CC1101 CC2500 Bridge
Problem Statement
The new CC430 chips contain a 70cm/33cm radio which has an output power is 10mW; these are used in the EZ430-chronos wristwatch. My camera remotes and Toyota Yaris both use the same radio in the form of a CC1100. The EZ430 boards use a similar radio in the 12cm band at 3.3mW. Since I would like to use combinations of both systems, it makes sense to bridge the two networks. This could be done at the PC end by using two USB receivers, but that really isn't optimal since the PC is usually in a bad signal area and the repeating would be done in PC software so speed would be limited. A repeater or data bridge could be placed in a central and signal-strong location (in the attic even) with large (1/4 or 1/2 wavelength) antennas. This would automatically cross band repeat both networks.
PC Board
A PC Board has being fabricated which contains a single MSP430F2471 chip and two radios - a CC1101 and a CC2500 radio.
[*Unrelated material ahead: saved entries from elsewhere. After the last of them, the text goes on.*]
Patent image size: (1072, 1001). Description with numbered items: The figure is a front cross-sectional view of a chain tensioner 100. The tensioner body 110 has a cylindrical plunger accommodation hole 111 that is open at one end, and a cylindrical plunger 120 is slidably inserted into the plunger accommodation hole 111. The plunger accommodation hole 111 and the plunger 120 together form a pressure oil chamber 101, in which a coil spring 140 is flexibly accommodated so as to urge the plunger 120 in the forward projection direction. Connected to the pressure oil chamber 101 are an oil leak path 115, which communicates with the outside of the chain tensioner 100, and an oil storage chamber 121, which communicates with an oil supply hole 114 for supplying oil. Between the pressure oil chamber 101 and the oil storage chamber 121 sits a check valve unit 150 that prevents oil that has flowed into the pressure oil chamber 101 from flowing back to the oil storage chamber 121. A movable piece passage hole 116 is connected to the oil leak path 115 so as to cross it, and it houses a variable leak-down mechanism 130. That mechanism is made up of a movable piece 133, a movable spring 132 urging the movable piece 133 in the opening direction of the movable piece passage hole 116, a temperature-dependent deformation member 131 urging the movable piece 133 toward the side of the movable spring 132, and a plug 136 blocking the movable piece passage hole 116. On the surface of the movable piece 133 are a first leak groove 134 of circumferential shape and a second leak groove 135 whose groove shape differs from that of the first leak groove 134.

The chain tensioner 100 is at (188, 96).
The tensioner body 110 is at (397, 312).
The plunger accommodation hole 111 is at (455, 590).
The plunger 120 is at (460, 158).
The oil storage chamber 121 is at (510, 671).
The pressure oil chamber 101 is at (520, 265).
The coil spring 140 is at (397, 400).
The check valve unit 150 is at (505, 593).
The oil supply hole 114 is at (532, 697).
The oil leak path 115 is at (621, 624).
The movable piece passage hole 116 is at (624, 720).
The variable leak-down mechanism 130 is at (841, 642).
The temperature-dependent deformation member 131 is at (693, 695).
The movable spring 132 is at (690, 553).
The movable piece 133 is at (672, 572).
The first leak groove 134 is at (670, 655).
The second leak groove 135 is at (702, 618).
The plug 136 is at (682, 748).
No LNA's or amplifiers are present though I seriously considered adding them and might still as an addon or as a new board revision.
Development Chronology
July 16th, 2010. Boards arrived, need to order parts to populate.
Sept 25h, 2010. Parts arrived and board populated! Software needs written.
Sept 27th, 2010. Software is written but there are problems. The CC1101 chip won't boot and the CC2500 chip says its transmitting but I don't pick up anything using an RF2500 receiver. Hopefully its a software problem and not a solder-paste problem (shorting pins under the packages?)
Sept 29th, 2010. Found some delicious bugs in both radios, mostly linked to overlapping peripherals resulting from re-using old code. Problems found, problems solved! The last remaining problem is the choose a protocol for the CC1101 and stick to it IE re-code all of the other boards I have including the CC430 wrist watch to match or perhaps choose a backup and program the board to switch to a (for example) higher birate mode.
Oct 2th, 2010. Discovered that 2.5V Vcc is not enough for stable operation at 16MHz nor 12MHz. Damn. All sorts of weird lockup problems were resolved by clocking the MSP430 at 8MHz. Fixed a minor bug regarding fixed-length packet mode.
Jan 22nd, 2013. Intermittant failure of the 2.5ghz radio, cracked solder joint or software error with the new MSPGCC release? hmm!
Source Code
Can be found here (For reference only, all rights reserved)
Results
The finished board fits inside of an altoids chewing gum tin (long and skinny) and allows the antennas to protrude from the sides. The board draws 40mA steady state when set to maximum sensitivity mode. An 800mAH ipod battery fits nicely inside of the case and will last approximately 20 hours on a full charge.